The appeal site lay within the park’s defined development envelope and the inspector agreed the proposal would not lead to a major increase in its developed portion. In his view, it would have no greater impact on openness and would not compromise the purposes of the green belt designation.
The council, relying on Newsmith Stainless Ltd v Secretary of State for the Environment Transport and the Regions , asserted that vehicular movements were capable of being a material consideration in an assessment of impact on openness. In order to determine whether traffic associated with proposal would make the scheme inappropriate in the green belt, the inspector assessed the nature and scale of these impacts.
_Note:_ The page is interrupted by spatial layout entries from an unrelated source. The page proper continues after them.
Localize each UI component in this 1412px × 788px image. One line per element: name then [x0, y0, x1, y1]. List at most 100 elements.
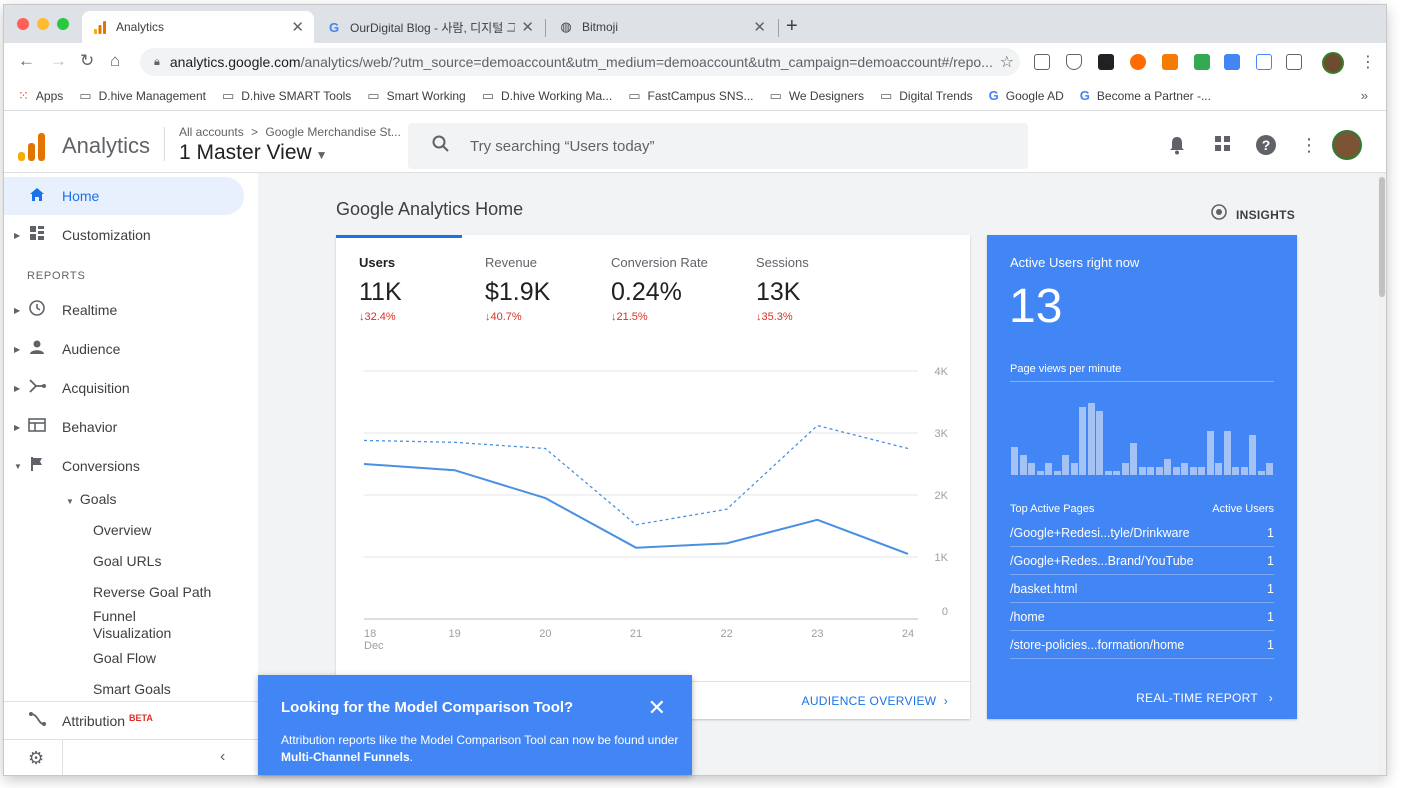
pageviews-bar — [1189, 467, 1197, 475]
close-tab-icon[interactable]: ✕ — [521, 19, 534, 36]
extension-chart-icon[interactable] — [1162, 54, 1178, 70]
nav-smart-goals[interactable]: Smart Goals — [93, 681, 171, 697]
tab-ourdigital[interactable]: G OurDigital Blog - 사람, 디지털 그리 ✕ — [316, 11, 544, 43]
nav-behavior[interactable]: ▶ Behavior — [4, 408, 244, 446]
forward-icon[interactable]: → — [50, 51, 67, 70]
bookmark-item[interactable]: ▭ D.hive Management — [79, 88, 206, 104]
metric-delta: ↓35.3% — [756, 311, 793, 323]
more-menu-icon[interactable]: ⋮ — [1300, 135, 1318, 155]
nav-goals-label: Goals — [79, 491, 117, 507]
collapse-arrow-icon: ▼ — [66, 497, 74, 506]
back-icon[interactable]: ← — [18, 51, 35, 70]
maximize-window-button[interactable] — [57, 18, 69, 30]
close-window-button[interactable] — [17, 18, 29, 30]
nav-audience[interactable]: ▶ Audience — [4, 330, 244, 368]
tab-strip: Analytics ✕ G OurDigital Blog - 사람, 디지털 … — [4, 5, 1386, 43]
translate-icon[interactable] — [1224, 54, 1240, 70]
search-box[interactable]: Try searching “Users today” — [408, 123, 1028, 169]
metric-users[interactable]: Users 11K ↓32.4% — [359, 255, 402, 323]
extension-grey-icon[interactable] — [1286, 54, 1302, 70]
metric-delta: ↓21.5% — [611, 311, 648, 323]
browser-profile-avatar[interactable] — [1322, 52, 1344, 74]
active-page-row[interactable]: /store-policies...formation/home 1 — [1010, 631, 1274, 659]
gear-icon[interactable]: ⚙ — [28, 748, 45, 768]
notifications-bell-icon[interactable] — [1168, 135, 1186, 160]
apps-grid-icon[interactable] — [1214, 135, 1232, 158]
bookmark-item[interactable]: ▭ Smart Working — [367, 88, 465, 104]
y-tick-label: 4K — [935, 366, 949, 378]
close-icon[interactable]: ✕ — [647, 695, 666, 720]
nav-goal-flow[interactable]: Goal Flow — [93, 650, 157, 666]
multi-channel-funnels-link[interactable]: Multi-Channel Funnels — [281, 750, 410, 764]
browser-menu-icon[interactable]: ⋮ — [1360, 54, 1376, 71]
metric-sessions[interactable]: Sessions 13K ↓35.3% — [756, 255, 809, 323]
minimize-window-button[interactable] — [37, 18, 49, 30]
address-bar[interactable]: 🔒︎ analytics.google.com/analytics/web/?u… — [140, 48, 1020, 76]
bookmark-item[interactable]: ▭ Digital Trends — [880, 88, 973, 104]
pocket-icon[interactable] — [1066, 54, 1082, 70]
metric-value: 11K — [359, 278, 402, 306]
page-active-users: 1 — [1267, 581, 1274, 596]
bookmark-item[interactable]: ▭ FastCampus SNS... — [628, 88, 753, 104]
view-selector[interactable]: 1 Master View ▼ — [179, 141, 328, 165]
nav-reverse-goal-path[interactable]: Reverse Goal Path — [93, 584, 212, 600]
extension-orange-icon[interactable] — [1130, 54, 1146, 70]
active-page-row[interactable]: /basket.html 1 — [1010, 575, 1274, 603]
metric-conversion-rate[interactable]: Conversion Rate 0.24% ↓21.5% — [611, 255, 708, 323]
nav-acquisition[interactable]: ▶ Acquisition — [4, 369, 244, 407]
reports-section-label: REPORTS — [27, 270, 86, 282]
nav-conversions[interactable]: ▼ Conversions — [4, 447, 244, 485]
extension-blue-icon[interactable] — [1256, 54, 1272, 70]
collapse-nav-icon[interactable]: ‹ — [220, 748, 226, 765]
metric-revenue[interactable]: Revenue $1.9K ↓40.7% — [485, 255, 550, 323]
reading-list-icon[interactable] — [1034, 54, 1050, 70]
extension-green-icon[interactable] — [1194, 54, 1210, 70]
help-icon[interactable]: ? — [1256, 135, 1276, 160]
realtime-report-link[interactable]: REAL-TIME REPORT › — [1136, 691, 1273, 705]
nav-funnel-visualization[interactable]: Funnel Visualization — [93, 608, 172, 641]
close-tab-icon[interactable]: ✕ — [291, 19, 304, 36]
pageviews-bar — [1198, 467, 1206, 475]
bookmark-item[interactable]: ▭ D.hive SMART Tools — [222, 88, 351, 104]
metric-delta: ↓40.7% — [485, 311, 522, 323]
bookmark-item[interactable]: ⁙ Apps — [18, 88, 63, 104]
audience-overview-link[interactable]: AUDIENCE OVERVIEW › — [802, 694, 948, 708]
nav-goal-overview[interactable]: Overview — [93, 522, 152, 538]
active-page-row[interactable]: /Google+Redes...Brand/YouTube 1 — [1010, 547, 1274, 575]
nav-customization[interactable]: ▶ Customization — [4, 216, 244, 254]
tab-bitmoji[interactable]: ◍ Bitmoji ✕ — [548, 11, 776, 43]
pageviews-bar-chart — [1011, 395, 1275, 475]
notion-icon[interactable] — [1098, 54, 1114, 70]
home-icon[interactable]: ⌂ — [110, 51, 121, 70]
close-tab-icon[interactable]: ✕ — [753, 19, 766, 36]
active-page-row[interactable]: /home 1 — [1010, 603, 1274, 631]
page-scrollbar[interactable] — [1378, 173, 1386, 775]
bookmark-item[interactable]: ▭ D.hive Working Ma... — [482, 88, 612, 104]
avatar[interactable] — [1332, 130, 1362, 160]
bookmark-label: D.hive Management — [98, 88, 206, 103]
pageviews-bar — [1019, 455, 1027, 475]
tab-analytics[interactable]: Analytics ✕ — [82, 11, 314, 43]
nav-home[interactable]: Home — [4, 177, 244, 215]
insights-button[interactable]: INSIGHTS — [1210, 203, 1295, 226]
new-tab-button[interactable]: + — [786, 15, 798, 37]
breadcrumb[interactable]: All accounts > Google Merchandise St... — [179, 125, 401, 139]
nav-goal-urls[interactable]: Goal URLs — [93, 553, 162, 569]
bookmarks-overflow-button[interactable]: » — [1360, 88, 1368, 103]
bookmark-label: Digital Trends — [899, 88, 973, 103]
bookmark-star-icon[interactable]: ☆ — [999, 54, 1014, 71]
bookmark-item[interactable]: G Become a Partner -... — [1080, 88, 1211, 103]
bookmark-item[interactable]: ▭ We Designers — [770, 88, 864, 104]
nav-goals[interactable]: ▼ Goals — [66, 491, 117, 507]
breadcrumb-all-accounts[interactable]: All accounts — [179, 125, 244, 139]
page-path: /Google+Redesi...tyle/Drinkware — [1010, 525, 1190, 540]
scrollbar-thumb[interactable] — [1379, 177, 1385, 297]
google-icon: G — [1079, 88, 1090, 103]
breadcrumb-account[interactable]: Google Merchandise St... — [265, 125, 401, 139]
nav-realtime[interactable]: ▶ Realtime — [4, 291, 244, 329]
pageviews-bar — [1045, 463, 1053, 475]
active-page-row[interactable]: /Google+Redesi...tyle/Drinkware 1 — [1010, 519, 1274, 547]
reload-icon[interactable]: ↻ — [80, 51, 95, 70]
bookmark-item[interactable]: G Google AD — [989, 88, 1064, 103]
nav-attribution[interactable]: Attribution BETA — [4, 701, 258, 739]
He had little doubt that at peak times, vehicles queuing on the local road network delayed local residents’ journeys. While the council claimed that it was inevitable that the haunted house would generate additional visitors, he noted that no quantification of the scale of the extra traffic flows had been provided.
Based on the additional floor area, the appellants’ analysis estimated that at peak periods the development would lead to between five and 13 more vehicle movements per hour in one direction on the approach road and between six and 16 in the other. This would not give rise to any harm to the green belt by virtue of inappropriateness or undermine highway safety, the inspector held.
In his judgement, the council’s case was unsupported by objective evidence. While the impact of traffic on the green belt was a material consideration, he held that it was a matter of planning judgement. He concluded that absence of any empirical evidence on additional trips generated meant the council was unable to substantiate material harm, leading to an unnecessary appeal and justifying a full award of costs.